Question

How do you find the end behaviour and state the possible number of x intercepts and the value of the y intercept given $y={{x}^{2}}-4$?

Answer 1

Hint: We equate the given equation of parabolic curve with the general equation of ${{\left( x-\alpha \right)}^{2}}=4a\left( y-\beta \right)$. We find the number of x intercepts and the value of the y intercept putting the values of $y=0$ and $y=0$ respectively. Also using the graph, we find the endpoints’ behaviour.

Complete step by step answer:
The given equation $y={{x}^{2}}-4$ is a parabolic curve. We equate it with the general equation of parabola ${{\left( x-\alpha \right)}^{2}}=4a\left( y-\beta \right)$.
For the general equation $\left( \alpha ,\beta \right)$ is the vertex. 4a is the length of the latus rectum.
Now we convert the given equation $y={{x}^{2}}-4$ according to the general equation to find the value of the vertex.
We get
$\begin{align}
  & y={{x}^{2}}-4 \\
 & \Rightarrow {{\left( x-0 \right)}^{2}}=\left( y+4 \right) \\
\end{align}$
This gives the vertex as $\left( 0,-4 \right)$. The length of the latus rectum is $4a=1$.
We have to find the possible number of x intercepts and the value of the y intercept. The curve cuts the X and Y axis at certain points and those are the intercepts.
We first find the Y-axis intercepts. In that case for the Y-axis, we have to take the coordinate values of x as 0. Putting the value of $x=0$ in the equation $y={{x}^{2}}-4$, we get
$y={{0}^{2}}-4=-4$
The intercept is the point $\left( 0,-4 \right)$. The vertex is the intercept and it’s the only intercept on the Y-axis.
We first find the X-axis intercepts. In that case for X-axis, we have to take the coordinate values of y as 0. Putting the value of $y=0$ in the equation $y={{x}^{2}}-4$, we get
$\begin{align}
  & 0={{x}^{2}}-4 \\
 & \Rightarrow {{x}^{2}}=4 \\
 & \Rightarrow x=\pm 2 \\
\end{align}$
The intercept points are $\left( \pm 2,0 \right)$. There are two intercepts on X-axis.

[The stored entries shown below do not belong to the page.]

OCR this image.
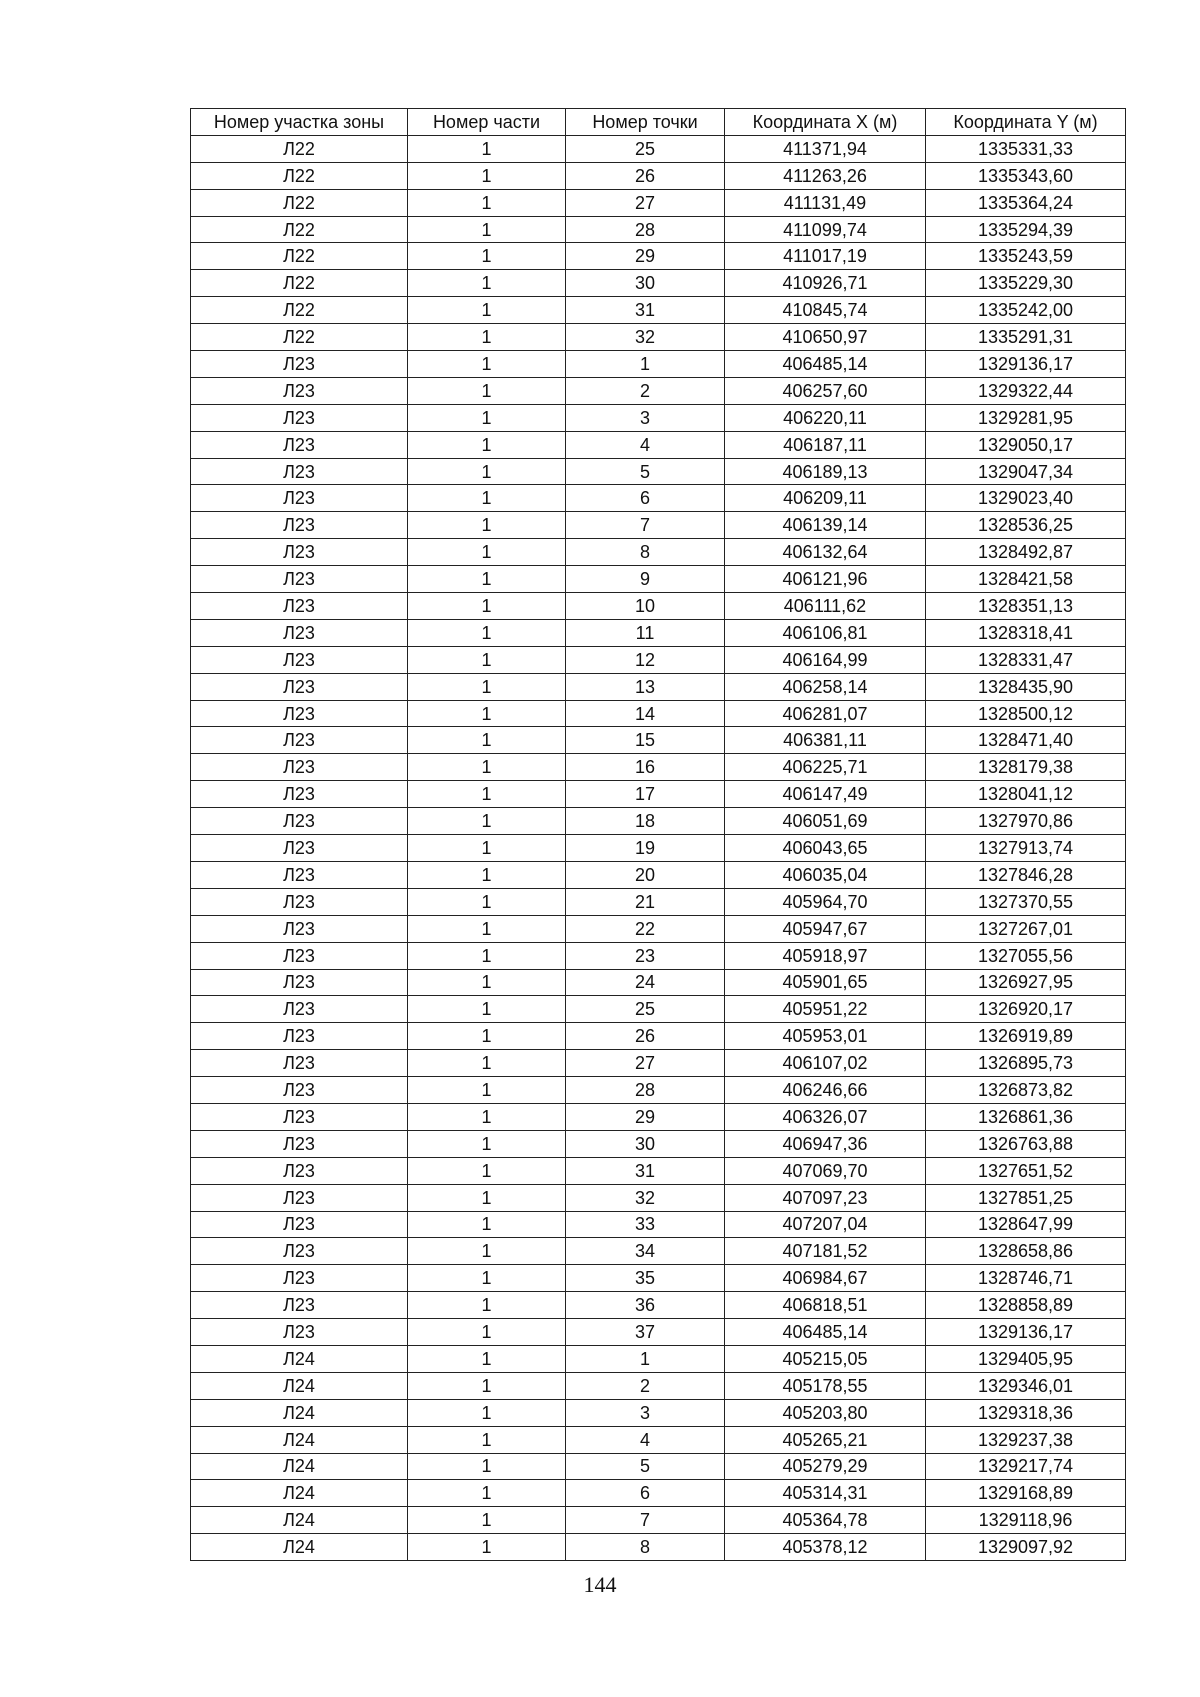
Номер участка зоны	Номер части	Номер точки	Координата X (м)	Координата Y (м)
Л22	1	25	411371,94	1335331,33
Л22	1	26	411263,26	1335343,60
Л22	1	27	411131,49	1335364,24
Л22	1	28	411099,74	1335294,39
Л22	1	29	411017,19	1335243,59
Л22	1	30	410926,71	1335229,30
Л22	1	31	410845,74	1335242,00
Л22	1	32	410650,97	1335291,31
Л23	1	1	406485,14	1329136,17
Л23	1	2	406257,60	1329322,44
Л23	1	3	406220,11	1329281,95
Л23	1	4	406187,11	1329050,17
Л23	1	5	406189,13	1329047,34
Л23	1	6	406209,11	1329023,40
Л23	1	7	406139,14	1328536,25
Л23	1	8	406132,64	1328492,87
Л23	1	9	406121,96	1328421,58
Л23	1	10	406111,62	1328351,13
Л23	1	11	406106,81	1328318,41
Л23	1	12	406164,99	1328331,47
Л23	1	13	406258,14	1328435,90
Л23	1	14	406281,07	1328500,12
Л23	1	15	406381,11	1328471,40
Л23	1	16	406225,71	1328179,38
Л23	1	17	406147,49	1328041,12
Л23	1	18	406051,69	1327970,86
Л23	1	19	406043,65	1327913,74
Л23	1	20	406035,04	1327846,28
Л23	1	21	405964,70	1327370,55
Л23	1	22	405947,67	1327267,01
Л23	1	23	405918,97	1327055,56
Л23	1	24	405901,65	1326927,95
Л23	1	25	405951,22	1326920,17
Л23	1	26	405953,01	1326919,89
Л23	1	27	406107,02	1326895,73
Л23	1	28	406246,66	1326873,82
Л23	1	29	406326,07	1326861,36
Л23	1	30	406947,36	1326763,88
Л23	1	31	407069,70	1327651,52
Л23	1	32	407097,23	1327851,25
Л23	1	33	407207,04	1328647,99
Л23	1	34	407181,52	1328658,86
Л23	1	35	406984,67	1328746,71
Л23	1	36	406818,51	1328858,89
Л23	1	37	406485,14	1329136,17
Л24	1	1	405215,05	1329405,95
Л24	1	2	405178,55	1329346,01
Л24	1	3	405203,80	1329318,36
Л24	1	4	405265,21	1329237,38
Л24	1	5	405279,29	1329217,74
Л24	1	6	405314,31	1329168,89
Л24	1	7	405364,78	1329118,96
Л24	1	8	405378,12	1329097,92
144
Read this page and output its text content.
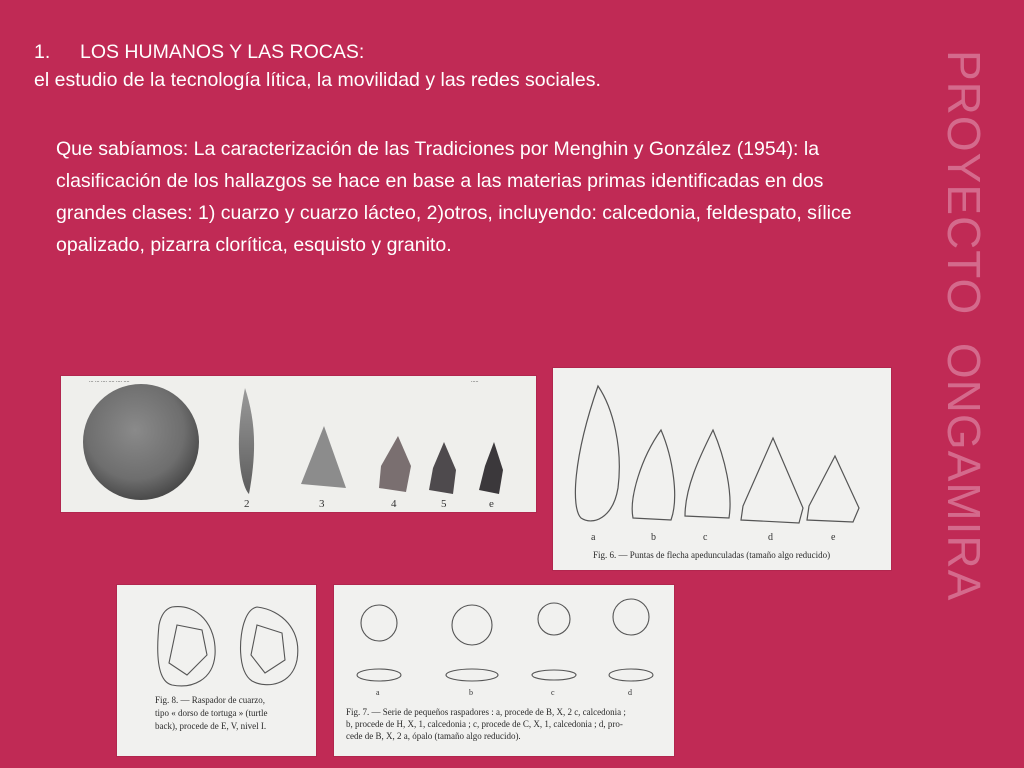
1. LOS HUMANOS Y LAS ROCAS:
el estudio de la tecnología lítica, la movilidad y las redes sociales.
Que sabíamos: La caracterización de las Tradiciones por Menghin y González (1954): la clasificación de los hallazgos se hace en base a las materias primas identificadas en dos grandes clases: 1) cuarzo y cuarzo lácteo, 2)otros, incluyendo: calcedonia, feldespato, sílice opalizado, pizarra clorítica, esquisto y granito.	PROYECTO  ONGAMIRA
... ... .... .... .... ....	.....
2	3	4	5	e
a	b	c	d	e
Fig. 6. — Puntas de flecha apedunculadas (tamaño algo reducido)
Fig. 8. — Raspador de cuarzo,
tipo « dorso de tortuga » (turtle
back), procede de E, V, nivel I.
a	b	c	d
Fig. 7. — Serie de pequeños raspadores : a, procede de B, X, 2 c, calcedonia ;
b, procede de H, X, 1, calcedonia ; c, procede de C, X, 1, calcedonia ; d, pro-
cede de B, X, 2 a, ópalo (tamaño algo reducido).
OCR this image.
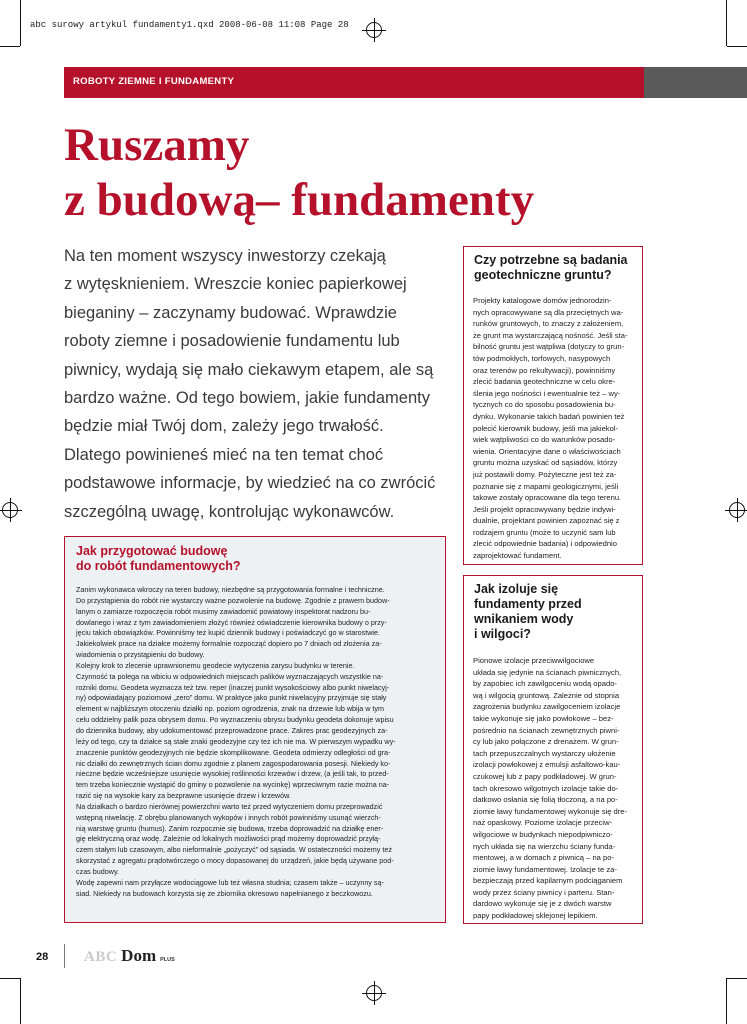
abc surowy artykul fundamenty1.qxd 2008-06-08 11:08 Page 28
ROBOTY ZIEMNE I FUNDAMENTY
Ruszamy
z budową– fundamenty
Na ten moment wszyscy inwestorzy czekają
z wytęsknieniem. Wreszcie koniec papierkowej
bieganiny – zaczynamy budować. Wprawdzie
roboty ziemne i posadowienie fundamentu lub
piwnicy, wydają się mało ciekawym etapem, ale są
bardzo ważne. Od tego bowiem, jakie fundamenty
będzie miał Twój dom, zależy jego trwałość.
Dlatego powinieneś mieć na ten temat choć
podstawowe informacje, by wiedzieć na co zwrócić
szczególną uwagę, kontrolując wykonawców.
Jak przygotować budowę
do robót fundamentowych?
Zanim wykonawca wkroczy na teren budowy, niezbędne są przygotowania formalne i techniczne.
Do przystąpienia do robót nie wystarczy ważne pozwolenie na budowę. Zgodnie z prawem budow-
lanym o zamiarze rozpoczęcia robót musimy zawiadomić powiatowy inspektorat nadzoru bu-
dowlanego i wraz z tym zawiadomieniem złożyć również oświadczenie kierownika budowy o przy-
jęciu takich obowiązków. Powinniśmy też kupić dziennik budowy i poświadczyć go w starostwie.
Jakiekolwiek prace na działce możemy formalnie rozpocząć dopiero po 7 dniach od złożenia za-
wiadomienia o przystąpieniu do budowy.
Kolejny krok to zlecenie uprawnionemu geodecie wytyczenia zarysu budynku w terenie.
Czynność ta polega na wbiciu w odpowiednich miejscach palików wyznaczających wszystkie na-
rożniki domu. Geodeta wyznacza też tzw. reper (inaczej punkt wysokościowy albo punkt niwelacyj-
ny) odpowiadający poziomowi „zero” domu. W praktyce jako punkt niwelacyjny przyjmuje się stały
element w najbliższym otoczeniu działki np. poziom ogrodzenia, znak na drzewie lub wbija w tym
celu oddzielny palik poza obrysem domu. Po wyznaczeniu obrysu budynku geodeta dokonuje wpisu
do dziennika budowy, aby udokumentować przeprowadzone prace. Zakres prac geodezyjnych za-
leży od tego, czy ta działce są stałe znaki geodezyjne czy też ich nie ma. W pierwszym wypadku wy-
znaczenie punktów geodezyjnych nie będzie skomplikowane. Geodeta odmierzy odległości od gra-
nic działki do zewnętrznych ścian domu zgodnie z planem zagospodarowania posesji. Niekiedy ko-
nieczne będzie wcześniejsze usunięcie wysokiej roślinności krzewów i drzew, (a jeśli tak, to przed-
tem trzeba koniecznie wystąpić do gminy o pozwolenie na wycinkę) wprzeciwnym razie można na-
razić się na wysokie kary za bezprawne usunięcie drzew i krzewów.
Na działkach o bardzo nierównej powierzchni warto też przed wytyczeniem domu przeprowadzić
wstępną niwelację. Z obrębu planowanych wykopów i innych robót powinniśmy usunąć wierzch-
nią warstwę gruntu (humus). Zanim rozpocznie się budowa, trzeba doprowadzić na działkę ener-
gię elektryczną oraz wodę. Zależnie od lokalnych możliwości prąd możemy doprowadzić przyłą-
czem stałym lub czasowym, albo nieformalnie „pożyczyć” od sąsiada. W ostateczności możemy też
skorzystać z agregatu prądotwórczego o mocy dopasowanej do urządzeń, jakie będą używane pod-
czas budowy.
Wodę zapewni nam przyłącze wodociągowe lub też własna studnia; czasem także – uczynny są-
siad. Niekiedy na budowach korzysta się ze zbiornika okresowo napełnianego z beczkowozu.
Czy potrzebne są badania
geotechniczne gruntu?
Projekty katalogowe domów jednorodzin-
nych opracowywane są dla przeciętnych wa-
runków gruntowych, to znaczy z założeniem,
że grunt ma wystarczającą nośność. Jeśli sta-
bilność gruntu jest wątpliwa (dotyczy to grun-
tów podmokłych, torfowych, nasypowych
oraz terenów po rekultywacji), powinniśmy
zlecić badania geotechniczne w celu okre-
ślenia jego nośności i ewentualnie też – wy-
tycznych co do sposobu posadowienia bu-
dynku. Wykonanie takich badań powinien też
polecić kierownik budowy, jeśli ma jakiekol-
wiek wątpliwości co do warunków posado-
wienia. Orientacyjne dane o właściwościach
gruntu można uzyskać od sąsiadów, którzy
już postawili domy. Pożyteczne jest też za-
poznanie się z mapami geologicznymi, jeśli
takowe zostały opracowane dla tego terenu.
Jeśli projekt opracowywany będzie indywi-
dualnie, projektant powinien zapoznać się z
rodzajem gruntu (może to uczynić sam lub
zlecić odpowiednie badania) i odpowiednio
zaprojektować fundament.
Jak izoluje się
fundamenty przed
wnikaniem wody
i wilgoci?
Pionowe izolacje przeciwwilgociowe
układa się jedynie na ścianach piwnicznych,
by zapobiec ich zawilgoceniu wodą opado-
wą i wilgocią gruntową. Zależnie od stopnia
zagrożenia budynku zawilgoceniem izolacje
takie wykonuje się jako powłokowe – bez-
pośrednio na ścianach zewnętrznych piwni-
cy lub jako połączone z drenażem. W grun-
tach przepuszczalnych wystarczy ułożenie
izolacji powłokowej z emulsji asfaltowo-kau-
czukowej lub z papy podkładowej. W grun-
tach okresowo wilgotnych izolacje takie do-
datkowo osłania się folią tłoczoną, a na po-
ziomie ławy fundamentowej wykonuje się dre-
naż opaskowy. Poziome izolacje przeciw-
wilgociowe w budynkach niepodpiwniczo-
nych układa się na wierzchu ściany funda-
mentowej, a w domach z piwnicą – na po-
ziomie ławy fundamentowej. Izolacje te za-
bezpieczają przed kapilarnym podciąganiem
wody przez ściany piwnicy i parteru. Stan-
dardowo wykonuje się je z dwóch warstw
papy podkładowej sklejonej lepikiem.
28 ABC Dom PLUS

The end points of the curve are at infinity. As $x\to \pm \infty $ the value of $y\to \infty $. Y is a dependent function of x where $y={{x}^{2}}-4$. We put the values of x to find the endpoints' behaviour.

Note:
The minimum point of the function $y={{x}^{2}}-4$ is $y=-4$. The graph is bounded at that point. But on the other side the curve is open and not bounded. The general case of a parabolic curve is to be bounded at one side to mark the vertex.